Alan Lew (a Jewish Buddhist whose meditation practice motivated him to study Judaism & become a Conservative Rabbi) has a nice take on that Babel story. We tend to think that God confuses people's languages as a hostile act, a punishment or at best a defense against our wish to get to His place on our own power, after which, Who knows what we might do to the rugs? Well, no, Alan says, we are living in this perfectly harmonious world; but we aren't satisfied; we are trying to take our fate into our own hands instead, so God (for our sake) makes us cease to understand each other's words.

Joan of Arc has always seemed a paradoxical figure, a Medieval woman who impressed Mark Twain with her devout intelligence--a saint inextricably bound up with violence. Did God care whether France wins a few battles; did God want a great many Englishmen (and Frenchmen) killed to secure to keep France... not "free" (It wasn't!) but at least independent? Well, everyone who fought in those battles is now gone from this Earth, and we still have a world broken into nations, and we still have French cooking, and that perverse sort of French intellectual writing, but we don't have the sort of tyranny a completely-unified Europe might have presented. We don't need to be violent; but if people are going to be that way, God can make use of the fact.

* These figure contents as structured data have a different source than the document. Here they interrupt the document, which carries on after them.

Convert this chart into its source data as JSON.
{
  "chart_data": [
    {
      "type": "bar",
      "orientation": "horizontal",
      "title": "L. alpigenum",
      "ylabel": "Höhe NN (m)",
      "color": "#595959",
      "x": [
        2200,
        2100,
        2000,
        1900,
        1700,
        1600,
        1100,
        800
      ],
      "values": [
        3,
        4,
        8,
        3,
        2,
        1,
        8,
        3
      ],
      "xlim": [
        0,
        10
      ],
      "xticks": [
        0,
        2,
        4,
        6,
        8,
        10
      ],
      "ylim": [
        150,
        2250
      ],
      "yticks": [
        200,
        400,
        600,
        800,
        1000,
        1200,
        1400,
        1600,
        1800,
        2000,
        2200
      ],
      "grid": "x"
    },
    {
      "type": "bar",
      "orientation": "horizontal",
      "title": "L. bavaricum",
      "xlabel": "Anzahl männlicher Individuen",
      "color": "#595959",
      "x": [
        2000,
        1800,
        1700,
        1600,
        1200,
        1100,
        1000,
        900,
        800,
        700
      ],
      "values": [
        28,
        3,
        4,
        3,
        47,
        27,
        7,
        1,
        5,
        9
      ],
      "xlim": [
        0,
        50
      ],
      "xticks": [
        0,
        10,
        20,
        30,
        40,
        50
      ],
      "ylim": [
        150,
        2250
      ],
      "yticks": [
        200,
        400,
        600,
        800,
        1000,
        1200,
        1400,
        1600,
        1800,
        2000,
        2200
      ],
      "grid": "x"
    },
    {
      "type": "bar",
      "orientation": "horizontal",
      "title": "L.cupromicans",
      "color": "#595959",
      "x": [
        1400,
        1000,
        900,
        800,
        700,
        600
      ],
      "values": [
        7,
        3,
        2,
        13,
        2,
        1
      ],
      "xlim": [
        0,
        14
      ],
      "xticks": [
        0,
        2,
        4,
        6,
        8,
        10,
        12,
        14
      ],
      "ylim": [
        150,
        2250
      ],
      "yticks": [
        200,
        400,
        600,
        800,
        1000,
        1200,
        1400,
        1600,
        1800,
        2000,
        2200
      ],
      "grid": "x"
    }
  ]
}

We've got John, saying that John the Baptist has pointed Jesus out to a couple of disciples, one of whom tells his brother: " 'We have found the Messiah!' (which is the Hebrew for 'Christ'.) "

Well, no, it isn't. 'Messiah' == 'Christ' was a profoundly goyish misunderstanding of the contemporary Jewish concept. Both meant someone who had had oil poured on him, but this was culturally just puzzling to contemporary Romans, while it was equivalent to being a crowned King (or perhaps a High Priest) to a Jewish audience. It certainly was not the same as being a Hellenistic demigod, or a pagan sacrifice for the people's sins, or the avatar of Holy Wisdom.

People didn't understand each other. The result has been considerable confusion, and a rich development of sometimes-illuminating ways to misunderstand what's going on.

We keep trying to fix the world... or clinging to the even more bizarre hope that we can keep living in it, in our accustomed ways, without cataclysmic destruction and suffering. We keep trying to figure out ways to carry out these peculiar programs--and meanwhile: "The Kingdom of God is spread out over the world, but men do not see it."

I thought I understood both passages, and that they had nothing to do with each other. I don't know, but fully expect, that someone may add a comment that will tie both of them to something 'unrelated' in a way that will astonish me!